1. In this study, the oxidative metabolites of 20(S)-protopanaxatriol (PPT) were identified in human liver microsomes (HLMs) and in rats using liquid chromatography-electrospray ionization tandem mass spectrometry. 2. Twelve oxidative metabolites were found in HLM, eight of which have not been previously reported. Twenty-four oxidative metabolites were found in rat feces after oral administration and 20 of these, including six found in HLM, were first reported.

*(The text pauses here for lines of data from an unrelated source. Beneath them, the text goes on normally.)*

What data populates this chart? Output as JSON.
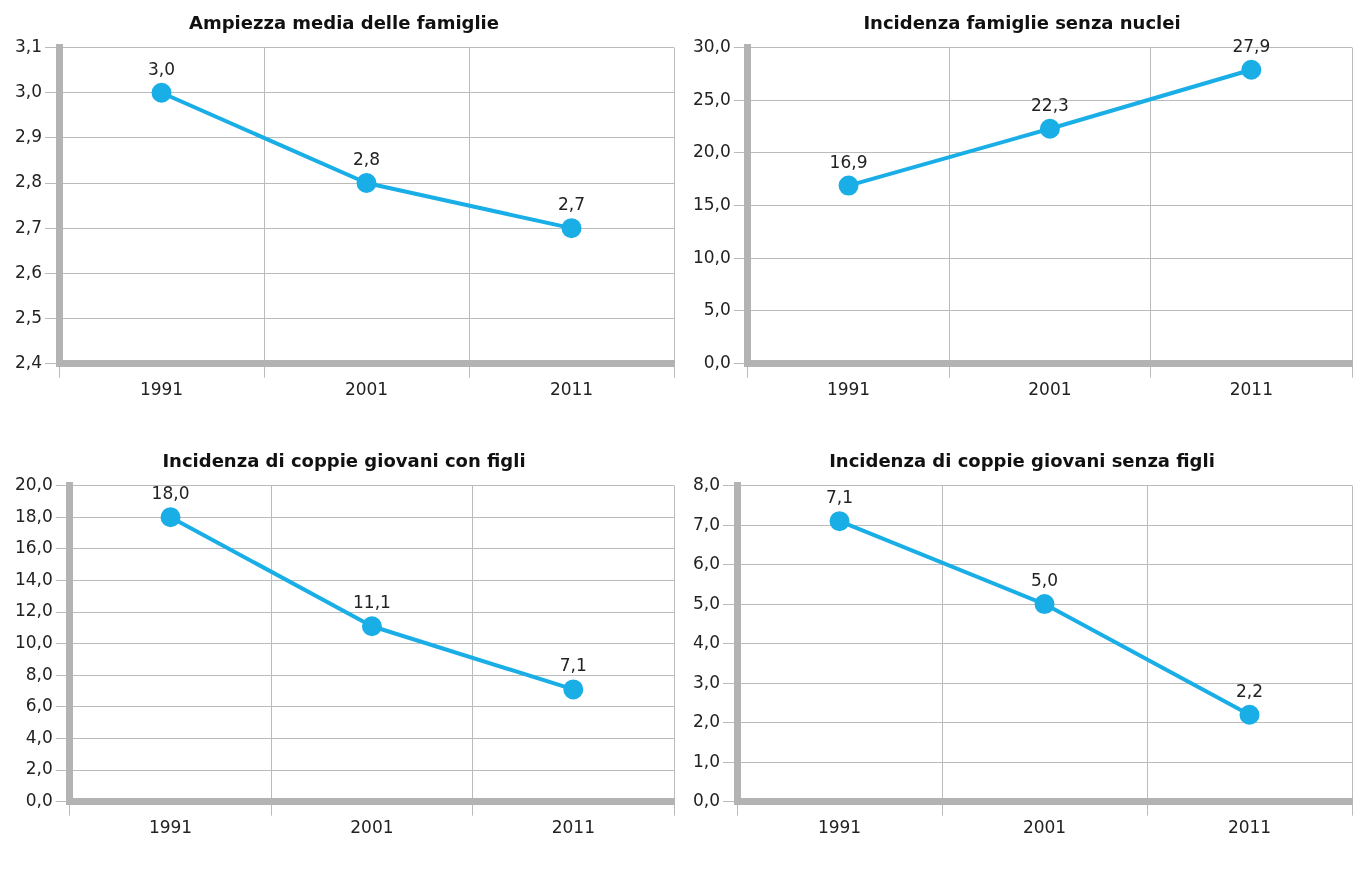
{
  "chart_data": [
    {
      "type": "line",
      "title": "Ampiezza media delle famiglie",
      "categories": [
        "1991",
        "2001",
        "2011"
      ],
      "series": [
        {
          "color": "#1aaee6",
          "values": [
            3.0,
            2.8,
            2.7
          ],
          "value_labels": [
            "3,0",
            "2,8",
            "2,7"
          ]
        }
      ],
      "ylim": [
        2.4,
        3.1
      ],
      "yticks": [
        {
          "value": 2.4,
          "label": "2,4"
        },
        {
          "value": 2.5,
          "label": "2,5"
        },
        {
          "value": 2.6,
          "label": "2,6"
        },
        {
          "value": 2.7,
          "label": "2,7"
        },
        {
          "value": 2.8,
          "label": "2,8"
        },
        {
          "value": 2.9,
          "label": "2,9"
        },
        {
          "value": 3.0,
          "label": "3,0"
        },
        {
          "value": 3.1,
          "label": "3,1"
        }
      ],
      "grid": true,
      "marker": "circle",
      "legend": false
    },
    {
      "type": "line",
      "title": "Incidenza famiglie senza nuclei",
      "categories": [
        "1991",
        "2001",
        "2011"
      ],
      "series": [
        {
          "color": "#1aaee6",
          "values": [
            16.9,
            22.3,
            27.9
          ],
          "value_labels": [
            "16,9",
            "22,3",
            "27,9"
          ]
        }
      ],
      "ylim": [
        0,
        30
      ],
      "yticks": [
        {
          "value": 0,
          "label": "0,0"
        },
        {
          "value": 5,
          "label": "5,0"
        },
        {
          "value": 10,
          "label": "10,0"
        },
        {
          "value": 15,
          "label": "15,0"
        },
        {
          "value": 20,
          "label": "20,0"
        },
        {
          "value": 25,
          "label": "25,0"
        },
        {
          "value": 30,
          "label": "30,0"
        }
      ],
      "grid": true,
      "marker": "circle",
      "legend": false
    },
    {
      "type": "line",
      "title": "Incidenza di coppie giovani con figli",
      "categories": [
        "1991",
        "2001",
        "2011"
      ],
      "series": [
        {
          "color": "#1aaee6",
          "values": [
            18.0,
            11.1,
            7.1
          ],
          "value_labels": [
            "18,0",
            "11,1",
            "7,1"
          ]
        }
      ],
      "ylim": [
        0,
        20
      ],
      "yticks": [
        {
          "value": 0,
          "label": "0,0"
        },
        {
          "value": 2,
          "label": "2,0"
        },
        {
          "value": 4,
          "label": "4,0"
        },
        {
          "value": 6,
          "label": "6,0"
        },
        {
          "value": 8,
          "label": "8,0"
        },
        {
          "value": 10,
          "label": "10,0"
        },
        {
          "value": 12,
          "label": "12,0"
        },
        {
          "value": 14,
          "label": "14,0"
        },
        {
          "value": 16,
          "label": "16,0"
        },
        {
          "value": 18,
          "label": "18,0"
        },
        {
          "value": 20,
          "label": "20,0"
        }
      ],
      "grid": true,
      "marker": "circle",
      "legend": false
    },
    {
      "type": "line",
      "title": "Incidenza di coppie giovani senza figli",
      "categories": [
        "1991",
        "2001",
        "2011"
      ],
      "series": [
        {
          "color": "#1aaee6",
          "values": [
            7.1,
            5.0,
            2.2
          ],
          "value_labels": [
            "7,1",
            "5,0",
            "2,2"
          ]
        }
      ],
      "ylim": [
        0,
        8
      ],
      "yticks": [
        {
          "value": 0,
          "label": "0,0"
        },
        {
          "value": 1,
          "label": "1,0"
        },
        {
          "value": 2,
          "label": "2,0"
        },
        {
          "value": 3,
          "label": "3,0"
        },
        {
          "value": 4,
          "label": "4,0"
        },
        {
          "value": 5,
          "label": "5,0"
        },
        {
          "value": 6,
          "label": "6,0"
        },
        {
          "value": 7,
          "label": "7,0"
        },
        {
          "value": 8,
          "label": "8,0"
        }
      ],
      "grid": true,
      "marker": "circle",
      "legend": false
    }
  ]
}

The results indicated PPT was more extensively metabolized in rats than in HLM. C20-24 epoxides, a pair of epimers (namely, M1-1 and M1-2) were the major metabolites, and other metabolites were derived from their further metabolism. 3. Enzyme kinetics experiments showed that the apparent formation Vmax of M1-1 was 10.4 folds and 2.4 folds higher than that of M1-2 in HLM and in rat liver microsomes (RLMs), respectively. The depletion rate of M1-2 was 11.0 folds faster than M1-1 in HLM, and was similar in RLM. Hence, the remarkable species differences of PPT metabolism mainly resulted from the stereoselective formation and further metabolic elimination of M1-1 and M1-2. 4. Chemical inhibition study and recombinant human P450 isoforms analysis showed that CYP3A4 was the predominant isoform involved in the oxidative metabolism of M1-1 and M1-2.